Thyroid hormone replacement undertreatment linked to worse hospital outcomes
Undertreatment with thyroid hormone replacement can put patients with hypothyroidism at risk for worse hospital outcomes, including longer length of stay and higher rates of readmission, according to a new study published in the Endocrine Society’s Journal of Clinical Endocrinology & Metabolism.
Hypothyroidism, or an underactive thyroid, is a condition in which the thyroid gland does not produce enough thyroid hormone. It is a common disease in the United States, with millions of patients taking thyroid hormone replacement. Treatment can be challenging, and patients can be overtreated or undertreated, according to lead study author Matthew D. Ettleson, M.D., of the University of Chicago in Chicago, Ill.

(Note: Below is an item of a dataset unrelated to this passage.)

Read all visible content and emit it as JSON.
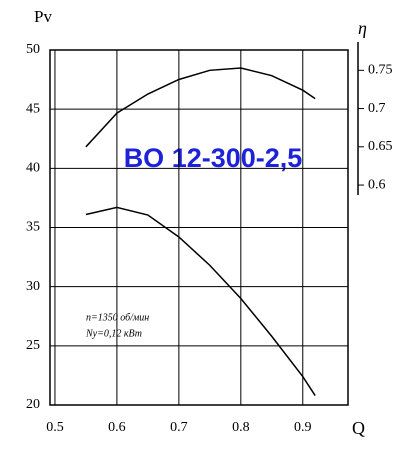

“We found that those patients who were undertreated with thyroid hormone, even weeks or months prior to hospital admission, had worse hospital outcomes than those without hypothyroidism,” said Ettleson. “This has not been shown previously.”
The study included 43,478 patients from a large, U.S.-based patient claims database. Of these patients, 8,873 had hypothyroidism. The researchers divided patients into four groups based on their levels of thyroid stimulating hormone (TSH). Low levels of TSH indicate a patient has been overtreated for their thyroid disease, while high levels of TSH correspond to undertreatment.
Patients with a high TSH level before hospitalization had a length of stay that was 1.2 days longer, a 49% higher risk of 30-day readmission, and a 43% higher rate of 90-day readmission compared with patients without hypothyroidism.
Those with a normal TSH level before hospitalization had a decreased risk of dying in the hospital and decreased 90-day readmission rate compared to patients without hypothyroidism.